Texas bill would require community service for college students
Students would have to complete 20 hours to graduate
On Tuesday State Representative Trey Martinez Fischer (D - San Antonio) filed House Bill 22, which would require students at state universities to perform 20 hours of community service in order to receive a baccalaureate degree or a certificate for an undergraduate program requiring at least 60 semester credit hours.
“I'm fine with that,” said UTSA student Ian Macray. “I actually have quite a bit of community service that I do so it’s a good idea to get students out in the community.”
Students would be allowed to pick from a list of government entities, non-profit organizations, or pitch their own ideas to a university office responsible for monitoring the program.

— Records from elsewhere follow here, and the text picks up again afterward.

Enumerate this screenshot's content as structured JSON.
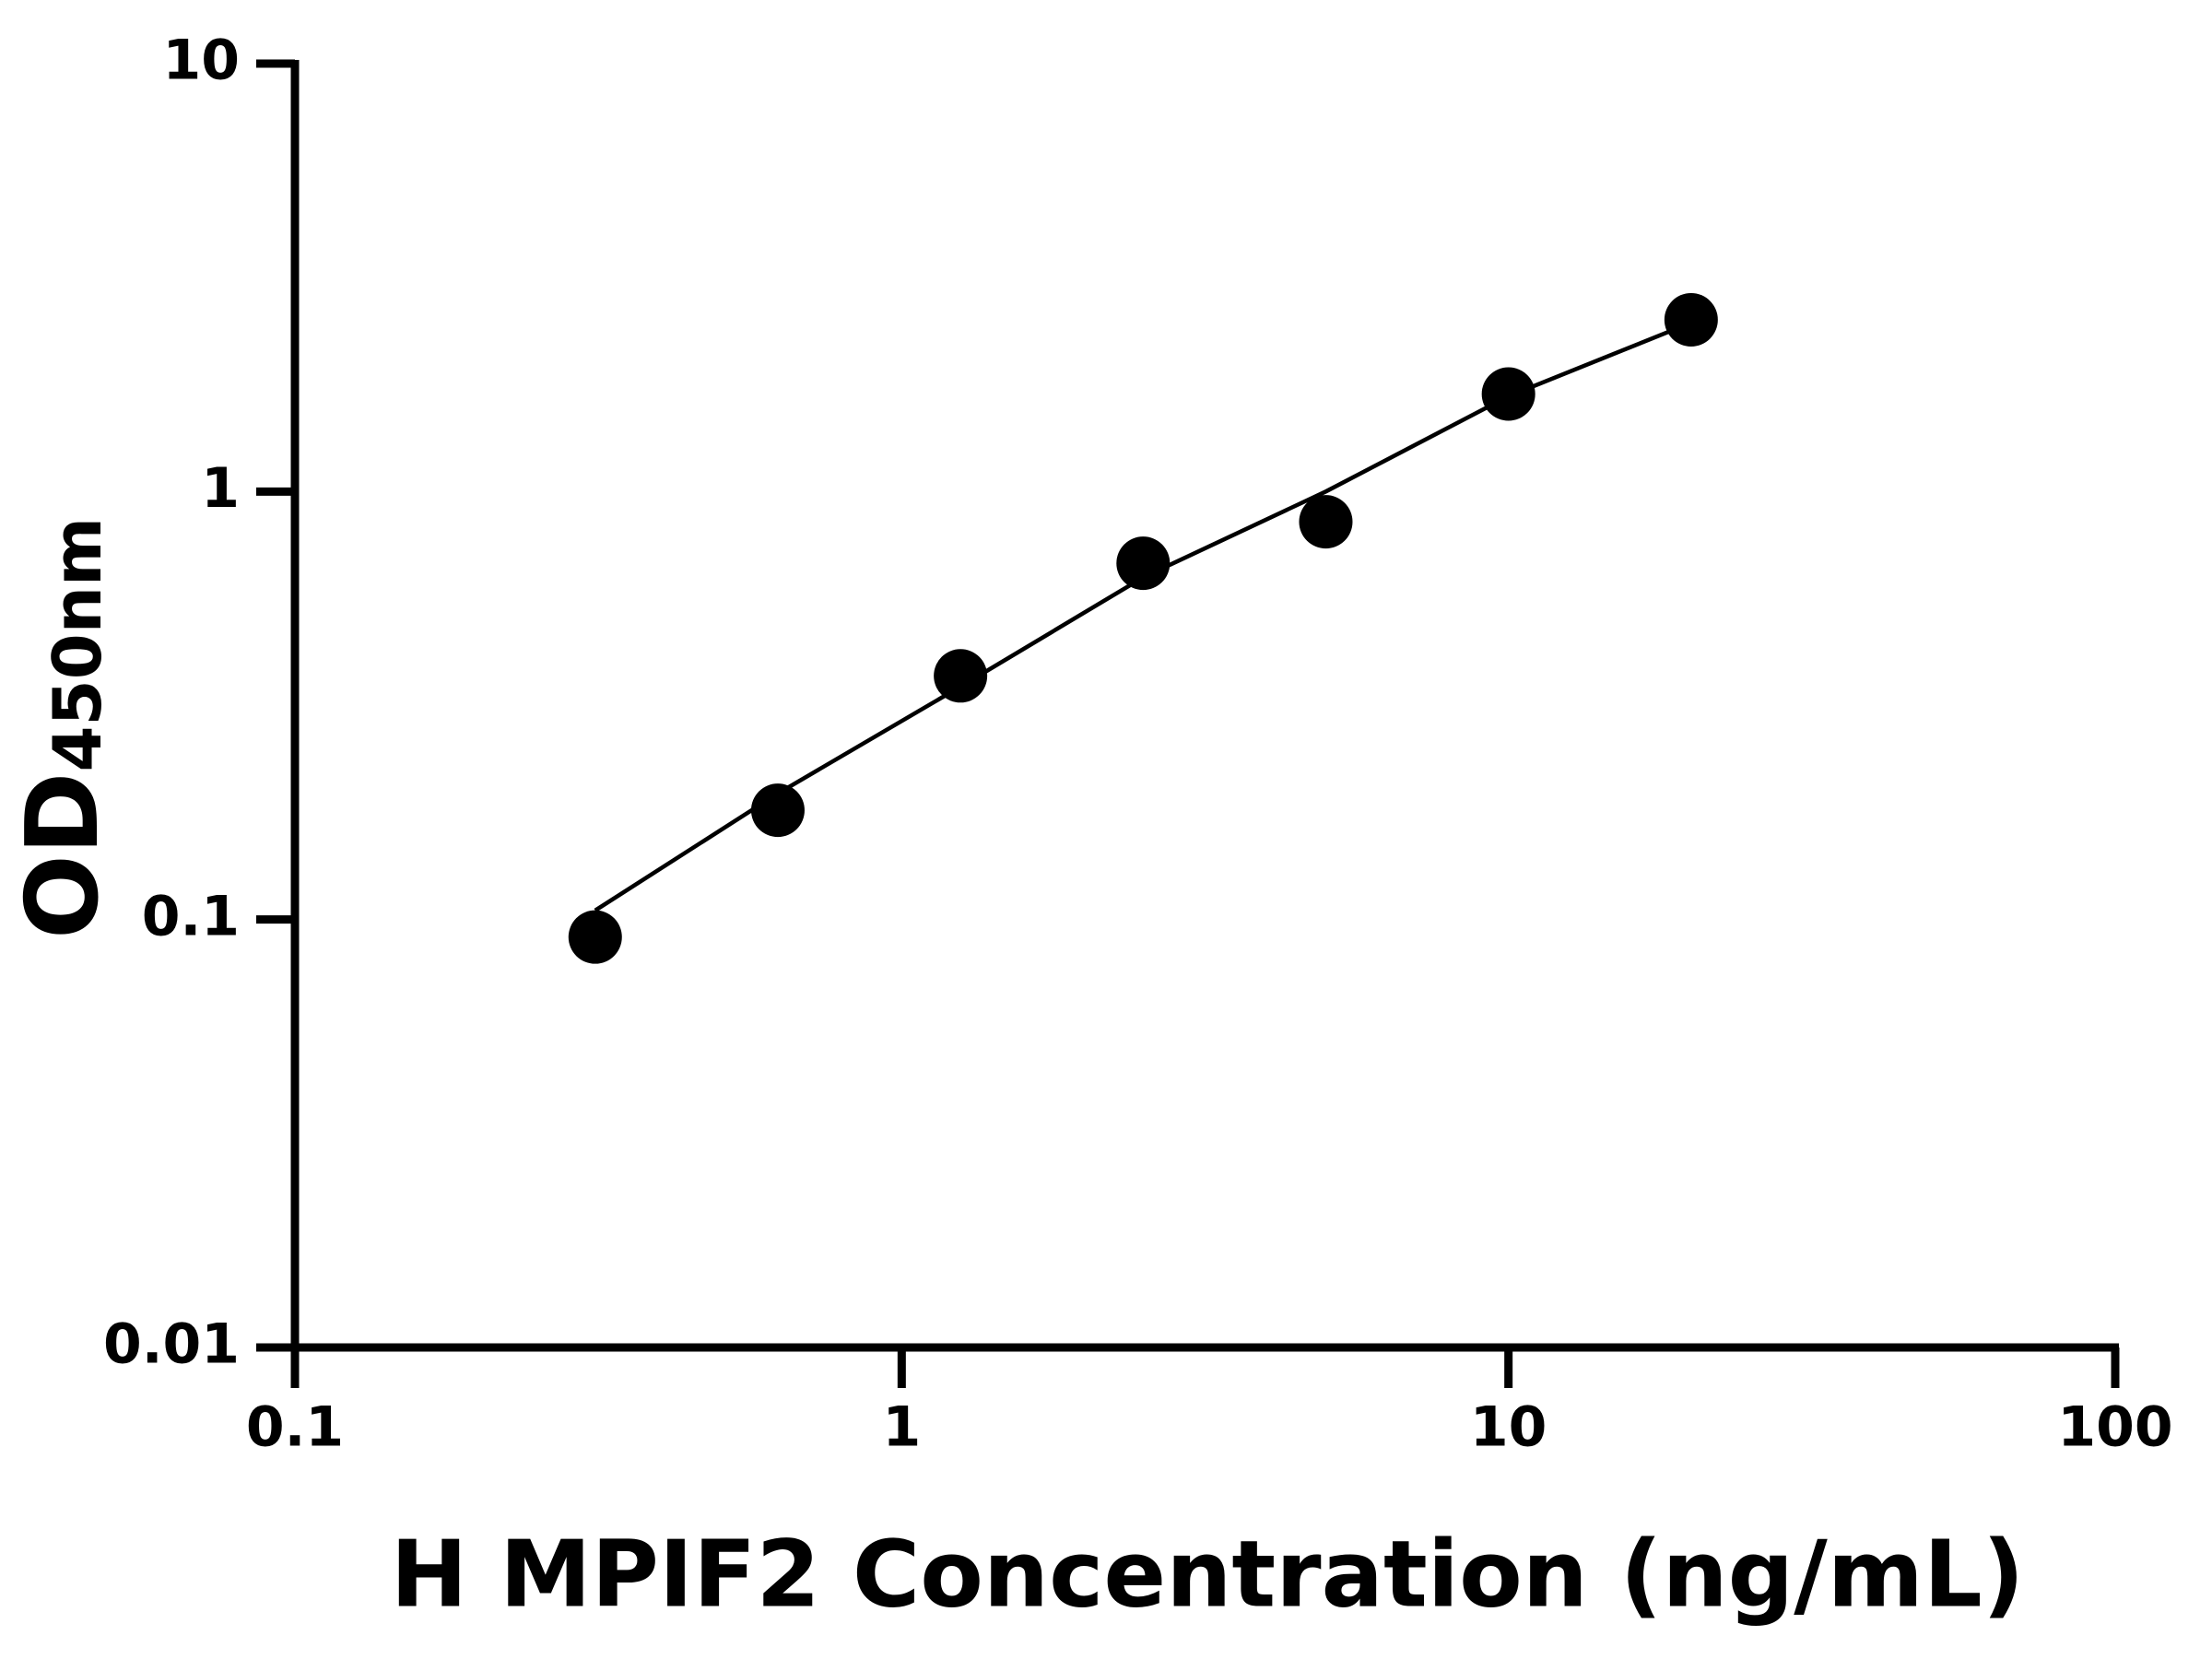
{
  "chart_data": {
    "type": "scatter",
    "xlabel": "H MPIF2 Concentration (ng/mL)",
    "ylabel": {
      "main": "OD",
      "subscript": "450nm"
    },
    "x": [
      0.3125,
      0.625,
      1.25,
      2.5,
      5,
      10,
      20
    ],
    "values": [
      0.091,
      0.18,
      0.371,
      0.68,
      0.85,
      1.69,
      2.52
    ],
    "color": "#000000",
    "curve": {
      "x": [
        0.3125,
        0.625,
        1.25,
        2.5,
        5,
        10,
        20
      ],
      "values": [
        0.105,
        0.197,
        0.35,
        0.63,
        1.0,
        1.67,
        2.48
      ],
      "color": "#000000"
    },
    "xlog": true,
    "ylog": true,
    "xlim": [
      0.1,
      100
    ],
    "xticks": [
      0.1,
      1,
      10,
      100
    ],
    "ylim": [
      0.01,
      10
    ],
    "yticks": [
      0.01,
      0.1,
      1,
      10
    ],
    "grid": false
  }
}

Most college campuses provide plenty of opportunities for students to do volunteer work, be it through fraternities and sororities, or campus clubs. But some students said the most difficult part of fulfilling the requirement would be finding the time to fit it into their busy schedules.
“To make it mandatory is really preposterous,” said Texas State University senior Larnell Anderson. “People have schedules and different times and places they need to be all the time.”
If approved the requirement would not go into effect until the 2015-2016 school year. While still in its infancy, the bill is receiving mixed reviews on area campuses.
Current students said the requirement could keep some people from attending Texas schools, but admitted most students would do whatever it takes to graduate.
“Studying, working, commuting, driving, anything you got to do takes up a lot of time,” said TSU senior Eric Fuentes. “But over the course of 4 years, it might not be too bad.”